Core computational rules: realisation of assets: realisation proceeds: assets disposed of together
Just and reasonable apportionment
This paragraph sets out the rules for attributing realisation proceeds to individual intangible assets where they are disposed of along with other assets. These rules apply whenever assets are disposed of as part of one bargain and regardless of whether separate prices for the various assets have been agreed by the parties to the transaction.
In such cases the values to be allocated to intangible assets for the purposes of Part 8 are to be determined on a just and reasonable apportionment of the total consideration.
This is the same basis as that used for assets outside Part 8. See:
- CA12100 - values for capital allowances
- CG14771 - values for CG purposes
- CTA09/S164 - value of trading stock
See CIRD12730 for the treatment of the acquisition of intangible assets in these circumstances in the hands of the acquiring company.
Where the acquiring company does not attribute ‘fair values’ to the assets acquired its allocation of values to individual assets for the purposes of Part 8 will also be also on the basis of a just and reasonable apportionment.
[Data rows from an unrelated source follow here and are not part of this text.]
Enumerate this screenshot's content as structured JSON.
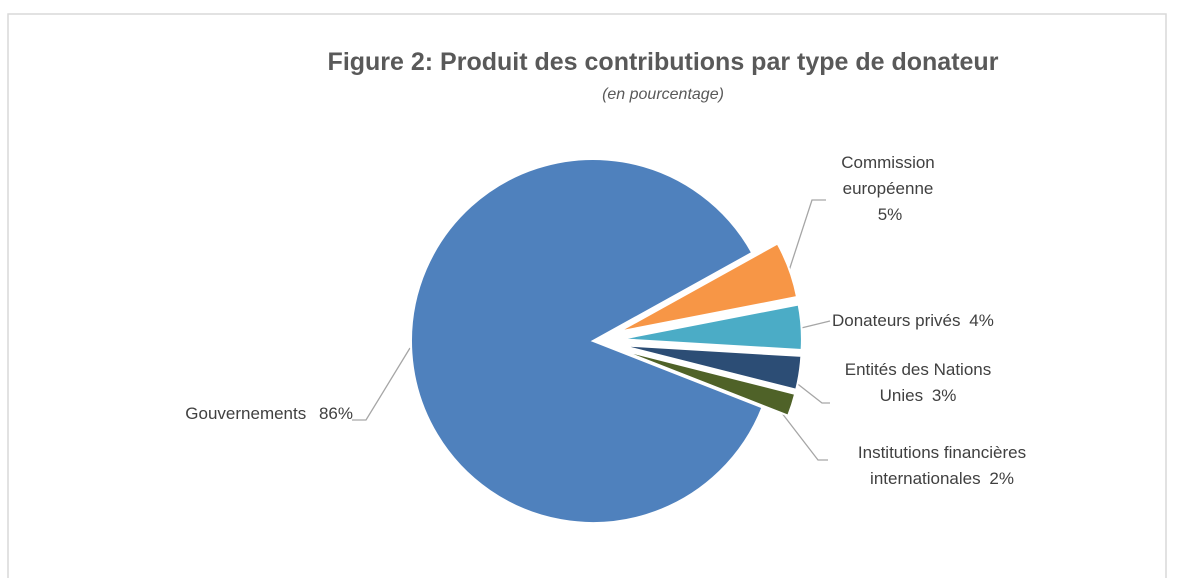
{
  "chart_data": {
    "type": "pie",
    "title": "Figure 2: Produit des contributions par type de donateur",
    "subtitle": "(en pourcentage)",
    "categories": [
      "Gouvernements",
      "Commission européenne",
      "Donateurs privés",
      "Entités des Nations Unies",
      "Institutions financières internationales"
    ],
    "values": [
      86,
      5,
      4,
      3,
      2
    ],
    "value_labels": [
      "86%",
      "5%",
      "4%",
      "3%",
      "2%"
    ],
    "colors": [
      "#4f81bd",
      "#f79646",
      "#4bacc6",
      "#2c4d75",
      "#4f6228"
    ]
  }
}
Where on the other hand the acquirer does apply the ‘fair value provisions’ in the acquisition standards of GAAP those values are adopted for Part 8 purposes.
The absence of any equivalent reliance for tax on accounting practice in the computations of a company selling assets is because accounting practice does not require it to attribute specific parts of the disposal proceeds of a business to the individual assets. Normally the assets and liabilities sold are written out of the accounts at book value and the overall profit or loss on the disposal of the business is left unanalysed.
For the practical implications of these rules see CIRD12735.
Where valuation of intangible assets is an issue see CIRD10240.